Dans son discours, après avoir rappelé la place qui était accordée au partage des richesses, aux femmes, ou encore aux débats publics pour résoudre les palabres dans les sociétés africaines avant l’ère de la colonisation, le prix Nobel de la paix dénonce la répartition inéquitable des richesses ainsi que la place accordée par les sociétés africaines aux femmes, reléguées au statut« d’êtres de second rang». 

Le Docteur Denis Mukwege évoque également le recul de la liberté d’expression : « Le débat public où les citoyens prenaient leurs informations et exprimaient leurs doléances» ayant «laissé la place à l’ère de la manipulation des masses et de l’oppression de la pensée libre. »

L’«homme qui répare les femmes »alerte sur les risques d’une troisième colonisation. «Après le temps de lesclavage, puis celui de la colonisation par les Occidentaux, la Chine est en passe de tout saccaparer dans le cadre dune globalisation non inclusive, bien souvent en collusion avec nos autorités qui bradent nos ressources naturelles et vivrières, en veillant plus àleurs intérêts personnels quau bien-être de leurs peuples. »

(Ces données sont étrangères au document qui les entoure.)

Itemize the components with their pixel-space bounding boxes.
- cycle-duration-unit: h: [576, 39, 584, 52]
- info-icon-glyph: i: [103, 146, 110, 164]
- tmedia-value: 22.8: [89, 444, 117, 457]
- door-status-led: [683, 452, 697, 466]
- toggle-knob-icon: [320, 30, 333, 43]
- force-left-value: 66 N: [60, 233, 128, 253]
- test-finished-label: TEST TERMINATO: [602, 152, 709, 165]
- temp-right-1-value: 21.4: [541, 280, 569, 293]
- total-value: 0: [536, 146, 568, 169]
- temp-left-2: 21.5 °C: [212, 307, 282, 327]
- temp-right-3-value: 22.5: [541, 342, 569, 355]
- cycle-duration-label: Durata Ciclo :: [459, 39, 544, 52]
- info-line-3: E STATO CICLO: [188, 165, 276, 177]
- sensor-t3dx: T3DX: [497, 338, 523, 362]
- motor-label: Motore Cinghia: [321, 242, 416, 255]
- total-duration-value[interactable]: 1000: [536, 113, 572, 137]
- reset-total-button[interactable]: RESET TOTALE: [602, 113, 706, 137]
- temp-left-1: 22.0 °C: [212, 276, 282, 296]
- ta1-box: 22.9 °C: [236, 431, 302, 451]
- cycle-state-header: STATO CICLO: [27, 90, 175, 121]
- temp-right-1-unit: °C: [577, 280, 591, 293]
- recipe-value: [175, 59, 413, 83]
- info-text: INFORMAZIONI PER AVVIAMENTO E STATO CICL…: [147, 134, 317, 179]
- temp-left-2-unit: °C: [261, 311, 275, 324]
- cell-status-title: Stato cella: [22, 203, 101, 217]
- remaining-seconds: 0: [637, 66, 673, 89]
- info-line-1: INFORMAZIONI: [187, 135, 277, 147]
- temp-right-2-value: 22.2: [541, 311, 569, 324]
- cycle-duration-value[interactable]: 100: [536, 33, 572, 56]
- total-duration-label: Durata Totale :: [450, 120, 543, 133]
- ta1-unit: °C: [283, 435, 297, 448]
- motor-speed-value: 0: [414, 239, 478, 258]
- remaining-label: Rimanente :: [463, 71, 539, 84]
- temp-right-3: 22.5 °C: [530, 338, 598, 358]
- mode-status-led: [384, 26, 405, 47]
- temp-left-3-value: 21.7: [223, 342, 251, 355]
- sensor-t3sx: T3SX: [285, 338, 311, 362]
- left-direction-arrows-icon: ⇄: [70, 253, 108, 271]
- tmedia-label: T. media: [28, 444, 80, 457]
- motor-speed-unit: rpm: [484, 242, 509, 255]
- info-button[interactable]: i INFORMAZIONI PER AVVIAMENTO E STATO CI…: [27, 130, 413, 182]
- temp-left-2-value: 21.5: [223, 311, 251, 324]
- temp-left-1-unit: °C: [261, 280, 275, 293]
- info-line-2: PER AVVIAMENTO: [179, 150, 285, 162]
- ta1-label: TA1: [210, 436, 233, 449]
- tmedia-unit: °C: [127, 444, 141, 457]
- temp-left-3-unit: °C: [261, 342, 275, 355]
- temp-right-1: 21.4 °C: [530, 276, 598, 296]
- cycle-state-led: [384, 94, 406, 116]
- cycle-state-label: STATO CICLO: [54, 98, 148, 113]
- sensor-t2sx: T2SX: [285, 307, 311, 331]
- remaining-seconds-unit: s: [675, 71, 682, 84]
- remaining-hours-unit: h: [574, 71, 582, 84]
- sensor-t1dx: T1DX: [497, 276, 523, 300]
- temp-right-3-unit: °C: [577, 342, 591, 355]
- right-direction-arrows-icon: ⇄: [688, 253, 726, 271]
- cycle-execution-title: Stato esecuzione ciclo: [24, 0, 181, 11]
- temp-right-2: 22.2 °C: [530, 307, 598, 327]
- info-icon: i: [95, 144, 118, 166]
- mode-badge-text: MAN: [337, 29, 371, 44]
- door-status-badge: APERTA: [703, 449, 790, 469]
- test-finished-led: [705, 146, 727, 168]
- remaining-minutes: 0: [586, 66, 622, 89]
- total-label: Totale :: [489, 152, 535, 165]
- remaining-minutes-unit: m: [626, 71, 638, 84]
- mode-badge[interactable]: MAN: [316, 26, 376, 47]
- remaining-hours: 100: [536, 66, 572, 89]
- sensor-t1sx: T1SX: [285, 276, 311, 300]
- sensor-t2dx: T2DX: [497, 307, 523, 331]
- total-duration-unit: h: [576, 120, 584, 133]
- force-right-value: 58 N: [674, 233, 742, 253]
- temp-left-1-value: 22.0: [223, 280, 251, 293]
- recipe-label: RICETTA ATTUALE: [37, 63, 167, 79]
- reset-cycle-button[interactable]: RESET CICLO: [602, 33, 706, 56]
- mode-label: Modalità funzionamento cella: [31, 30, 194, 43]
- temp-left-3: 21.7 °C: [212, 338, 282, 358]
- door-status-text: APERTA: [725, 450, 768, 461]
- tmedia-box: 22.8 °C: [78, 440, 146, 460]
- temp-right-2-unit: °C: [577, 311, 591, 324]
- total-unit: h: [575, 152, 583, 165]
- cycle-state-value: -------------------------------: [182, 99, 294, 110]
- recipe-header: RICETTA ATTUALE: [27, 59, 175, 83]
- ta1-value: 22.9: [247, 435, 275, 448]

En faisant le constat qu’un fossé existe entre les valeurs traditionnelles africaines et les valeurs de la mondialisation à sens unique, le prix Nobel de la paix souligne l’impact pour les peuples africains qui en ressortent traumatisés et appelle à revenir à une identité africaine authentique : « Nous profitons de cette tribune pour réaffirmer que pour construire la paix, l’Afrique a avant tout besoin de puiser dans ses ressources culturelles et humaines et d’adapter ses valeurs à ses origines pour se réapproprier une véritable identité, et enfin permettre le développement humain, social et économique de notre continent et de ses peuples ».

Pour le docteur, « une large partie de la population »africaine ne bénéficie pas des « services de base comme l’éducation et la santé, considérés universellement comme des droits fondamentaux et inscrits dans la Charte Africaine des Droits de l’Homme et des Peuples, ainsi que dans nos Constitutions nationales ». En encourageant les dirigeants africains àapporter des solutions àcette problématique, il les encourage àrester optimiste et rappelle que c’est possible. « L’espoir deviendra une réalité tangible lorsque les dirigeants africains et les élites du continent se feront soigner et mourront sur la terre de leurs ancêtres plutôt que dans des hôpitaux occidentaux, et enverront leurs enfants dans des écoles et des universités du continent plutôt qu’à Paris ou à Lisbonne. Nous en avons les moyens humains et matériels. Tout est question de volonté politique ».

Le Docteur Mukwege a terminé son discours en revenant sur un thème qui lui est cher, la paix et la justice transitionnelle. En reprenant une formule qu’il avait déjà utilisée le 10 décembre 2018,  il a réaffirmé que « la paix ne se construit pas sur des fosses communes » mais sur un socle de justice, et a appelé à la création d’un Tribunal pénal international pour « soutenir la mise en œuvre des recommandations du Rapport Mapping du Haut Commissariat des Nations Unies pour les droits de l’Homme sur les graves violations des droits humains et du droit international humanitaire commises entre 1993 et 2003 en RDC, publié il y a presque 10 ans . ».